Decíamos en el artículo anterior que el altruismo, sea social (solidaridad) o sea individual (caridad), para poder denominarse como tal ha de ser, principalmente, voluntario. Esto es así porque no existen las buenas acciones obligatorias, es un contrasentido por definición. Eso, simplemente, es cumplir la ley (siquiera sea fiscal).
Etológicamente, el altruismo tiene una característica añadida muy poderosa, y es que antropológicamente los humanos tendemos a otorgar poder a aquellos que nos provisionan. Desde el gorila que desparasita a sus súbditos pero que luego espera complicidad en sus mandatos a los caciques que agasajan con migajas a sus vasallos. Hay una delgada y perversa línea entre una mutualidad tácita para desgracias entre individuos libres y responsables y la sumisión psicológica al proveedor. El individuo realmente emancipado debe saber diferenciar entre los recursos que le son otorgados TRAS su desgracia, y que de alguna manera le corresponden en un sistema intrínsecamente solidario, (ya que en otras circunstancias los papeles serían inversos) de aquellos que un intermediario artificial provee PREVIA extracción coactiva. La deuda moral que genera la solidaridad es con el resto de la sociedad y no con un ente o grupo que se arrogue su titularidad. Son sistemas radicalmente distintos.

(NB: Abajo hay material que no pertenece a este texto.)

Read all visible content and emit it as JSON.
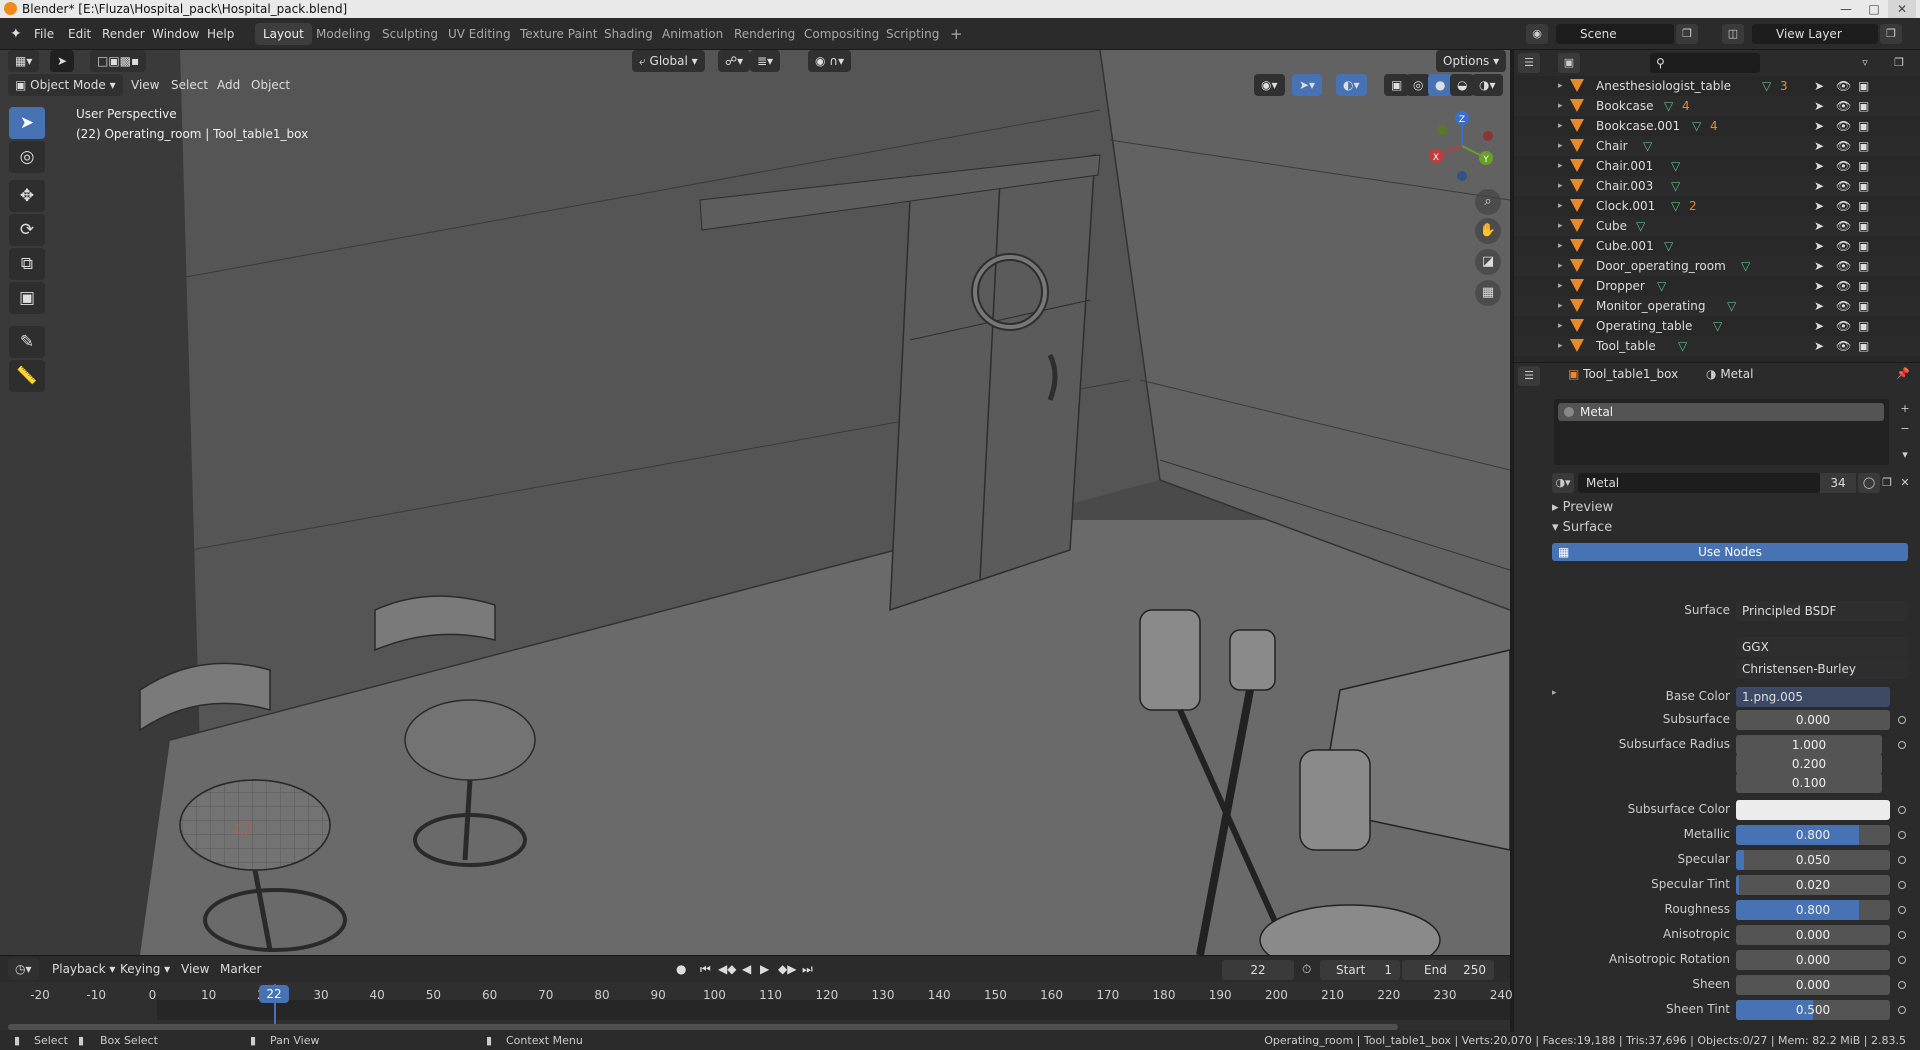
{
  "window": {
    "title": "Blender* [E:\\Fluza\\Hospital_pack\\Hospital_pack.blend]"
  },
  "menu": [
    "File",
    "Edit",
    "Render",
    "Window",
    "Help"
  ],
  "workspaces": [
    "Layout",
    "Modeling",
    "Sculpting",
    "UV Editing",
    "Texture Paint",
    "Shading",
    "Animation",
    "Rendering",
    "Compositing",
    "Scripting"
  ],
  "active_workspace": "Layout",
  "scene": {
    "label": "Scene",
    "view_layer": "View Layer"
  },
  "toolbar": {
    "orientation": "Global",
    "options": "Options"
  },
  "viewport": {
    "mode": "Object Mode",
    "menus": [
      "View",
      "Select",
      "Add",
      "Object"
    ],
    "perspective": "User Perspective",
    "info": "(22) Operating_room | Tool_table1_box",
    "gizmo": {
      "x": "X",
      "y": "Y",
      "z": "Z"
    }
  },
  "outliner": {
    "items": [
      {
        "name": "Anesthesiologist_table",
        "badge": "3"
      },
      {
        "name": "Bookcase",
        "badge": "4"
      },
      {
        "name": "Bookcase.001",
        "badge": "4"
      },
      {
        "name": "Chair",
        "badge": ""
      },
      {
        "name": "Chair.001",
        "badge": ""
      },
      {
        "name": "Chair.003",
        "badge": ""
      },
      {
        "name": "Clock.001",
        "badge": "2"
      },
      {
        "name": "Cube",
        "badge": ""
      },
      {
        "name": "Cube.001",
        "badge": ""
      },
      {
        "name": "Door_operating_room",
        "badge": ""
      },
      {
        "name": "Dropper",
        "badge": ""
      },
      {
        "name": "Monitor_operating",
        "badge": ""
      },
      {
        "name": "Operating_table",
        "badge": ""
      },
      {
        "name": "Tool_table",
        "badge": ""
      }
    ]
  },
  "properties": {
    "object": "Tool_table1_box",
    "material_tab": "Metal",
    "slot": "Metal",
    "material_name": "Metal",
    "users": "34",
    "panel_preview": "Preview",
    "panel_surface": "Surface",
    "use_nodes": "Use Nodes",
    "surface_label": "Surface",
    "surface_value": "Principled BSDF",
    "distribution": "GGX",
    "subsurface_method": "Christensen-Burley",
    "base_color_label": "Base Color",
    "base_color_value": "1.png.005",
    "fields": [
      {
        "label": "Subsurface",
        "value": "0.000",
        "fraction": 0.0
      },
      {
        "label": "Subsurface Radius",
        "value": "1.000",
        "fraction": 0.0
      },
      {
        "label": "",
        "value": "0.200",
        "fraction": 0.0
      },
      {
        "label": "",
        "value": "0.100",
        "fraction": 0.0
      },
      {
        "label": "Subsurface Color",
        "value": "",
        "fraction": 0.0
      },
      {
        "label": "Metallic",
        "value": "0.800",
        "fraction": 0.8
      },
      {
        "label": "Specular",
        "value": "0.050",
        "fraction": 0.05
      },
      {
        "label": "Specular Tint",
        "value": "0.020",
        "fraction": 0.02
      },
      {
        "label": "Roughness",
        "value": "0.800",
        "fraction": 0.8
      },
      {
        "label": "Anisotropic",
        "value": "0.000",
        "fraction": 0.0
      },
      {
        "label": "Anisotropic Rotation",
        "value": "0.000",
        "fraction": 0.0
      },
      {
        "label": "Sheen",
        "value": "0.000",
        "fraction": 0.0
      },
      {
        "label": "Sheen Tint",
        "value": "0.500",
        "fraction": 0.5
      }
    ]
  },
  "timeline": {
    "menus": [
      "Playback",
      "Keying",
      "View",
      "Marker"
    ],
    "current_frame": "22",
    "start_label": "Start",
    "start": "1",
    "end_label": "End",
    "end": "250",
    "ticks": [
      "-20",
      "-10",
      "0",
      "10",
      "20",
      "30",
      "40",
      "50",
      "60",
      "70",
      "80",
      "90",
      "100",
      "110",
      "120",
      "130",
      "140",
      "150",
      "160",
      "170",
      "180",
      "190",
      "200",
      "210",
      "220",
      "230",
      "240"
    ]
  },
  "statusbar": {
    "select": "Select",
    "box_select": "Box Select",
    "pan_view": "Pan View",
    "context_menu": "Context Menu",
    "stats": "Operating_room | Tool_table1_box | Verts:20,070 | Faces:19,188 | Tris:37,696 | Objects:0/27 | Mem: 82.2 MiB | 2.83.5"
  },
  "colors": {
    "accent": "#4772b3",
    "mesh": "#e8892c",
    "material": "#5dbb8b"
  }
}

El estado que se apropia del altruismo forzará esa sumisión y nos querrá en régimen de supervivencia, ya que toda la productividad más allá de la simplemente necesaria para estar en unos parámetros de morbididad y mortalidad optimizados, deberá ser detraida bajo la excusa de que es para su reparto más “justo” (que por cierto, que las ayudas estén basadas en el reparto y no en el ahorro como pasa con la solidaridad da para otro artículo). Y oye, puedo entender esa dialéctica, pero al menos que no tengan el cuajo de justificar que dicha sociedad estará basada en el altruismo de sus ciudadanos. Que alguien pague alegremente sus impuestos no le hace buena persona, solo le hace buen vasallo.
Obviamente, igual de onírico es pensar que todos los ciudadanos mutarán expontáneamente para exhibir una moral carente del altruismo, como pensar que los gobernantes harán lo mismo para convertirse en los ángeles de profunda sabiduría que repartirán de manera absolutamente desinteresada, antropológicamente perfecta y socialmente justa, si es que ese término puede adjetivarse sin que Dice nos arrase con su ira.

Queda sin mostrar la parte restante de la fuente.